最近気になる用語 6
クリプトスポリジウム(Cryptosporidium)

   原虫の中でも小さい(直径5ミクロン)塩素耐性単細胞原虫であって、もともと牛に下痢を 起こす原因虫として知られ、人畜腸内で無性・有性生殖し、呼吸器・胆嚢を侵す。有性生殖の場合、堅い殻をもつ オーシスト(嚢包体)という卵形物を生じるが、大部分は腸管より体外に排出される。この殻は一重だが成分の異なる層が あり、水道水中の塩素の侵入を防いでいる。耐塩素強度は大腸菌に比しはるかに強大とされている。感染すると3日~6日で 腹痛、激しい水溶性下痢症となり、さらに3~7日続き、嘔吐・発熱を伴うこともある。数週間は患者の便から オーシストが排出される。感染しても健常者は体内増殖せず自然治癒するが、免疫不全患者、治療中患者などは激しい脱水で 死亡した例(米国)もある。対策としては、厚生省で「水道におけるクリプトスポリジウム等病原性微生物対策検討会」を 97年8月に設置し、関係各省庁友連絡会を設け、次の対策を講じつつある。 ①水源等の調査、水源保全、排出源対策強化 ②浄水処理の徹底(浄水場ろ過池出口の水の濁度を0.1度以下にし沈殿させ濁りを判断する) ③生食用野菜果実栽培の衛生的水の使用 ④ミネラルウォーターの殺菌方法 ⑤ビン詰飲料水の衛生規範策定 ⑥地下水大量使用の食品製造施設の対応策 ⑦治療対策、発生時対策 ⑧普及啓発・情報提供強化等 である。

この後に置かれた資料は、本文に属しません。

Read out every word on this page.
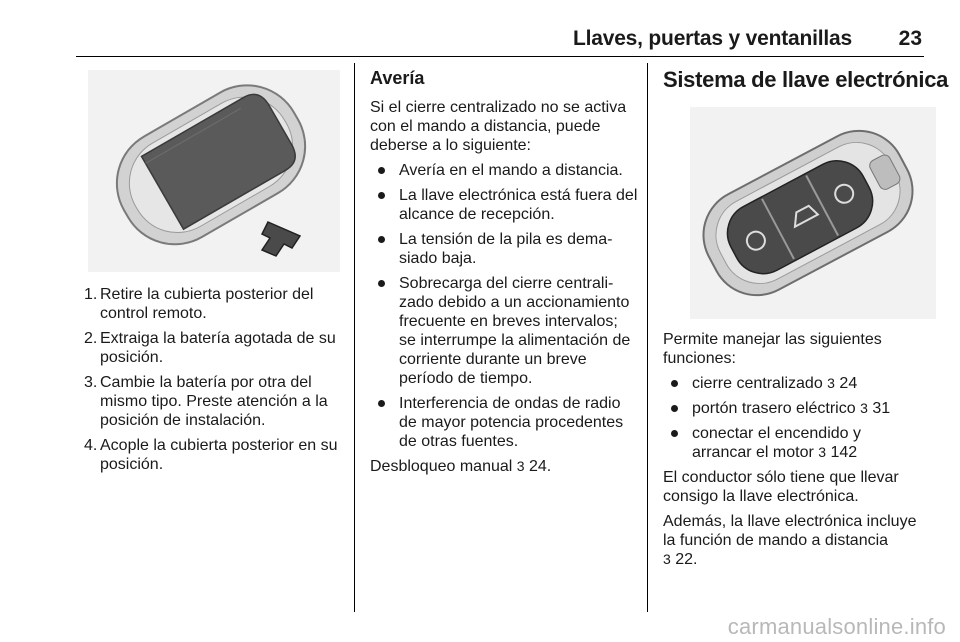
Llaves, puertas y ventanillas 23
1. Retire la cubierta posterior del control remoto.
2. Extraiga la batería agotada de su posición.
3. Cambie la batería por otra del mismo tipo. Preste atención a la posición de instalación.
4. Acople la cubierta posterior en su posición.
Avería

Si el cierre centralizado no se activa con el mando a distancia, puede deberse a lo siguiente:

Avería en el mando a distancia.
La llave electrónica está fuera del alcance de recepción.
La tensión de la pila es dema-siado baja.
Sobrecarga del cierre centrali-zado debido a un accionamiento frecuente en breves intervalos; se interrumpe la alimentación de corriente durante un breve período de tiempo.
Interferencia de ondas de radio de mayor potencia procedentes de otras fuentes.

Desbloqueo manual 3 24.

Sistema de llave electrónica

Permite manejar las siguientes funciones:

cierre centralizado 3 24
portón trasero eléctrico 3 31
conectar el encendido y arrancar el motor 3 142

El conductor sólo tiene que llevar consigo la llave electrónica.

Además, la llave electrónica incluye la función de mando a distancia
3 22.

carmanualsonline.info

     しかし、感染した場合の治療法は検討中で、目下予防的に水の沸騰か免疫力に頼る程度である。
     現在まで当原虫による発症例は、 ①米国で、飲料水による集団下痢症者40万人、入院患者4400人、死者69人をはじめ、アップルジュース 、チキンサラダの疑いによる事故 ②英国南西部で89年8千人、94年4.4千人、95年5.7千人(生牛乳の疑い) ③日本では94年、埼玉県で水道水から住民の63%、8705人が発症、1ヶ月程で沈静化し幸いに死者は 出なかったが、各地(青森・神奈川等)で散発的に患者がみられた などである。
   食品を媒介とする原虫による疾患(下痢症)の発生はクリプトスポリジウムのほか、ジアルジア (俗名、旅行者下痢症)、サイクロスポーラ症、赤痢アメーバ症の感染が報告されている。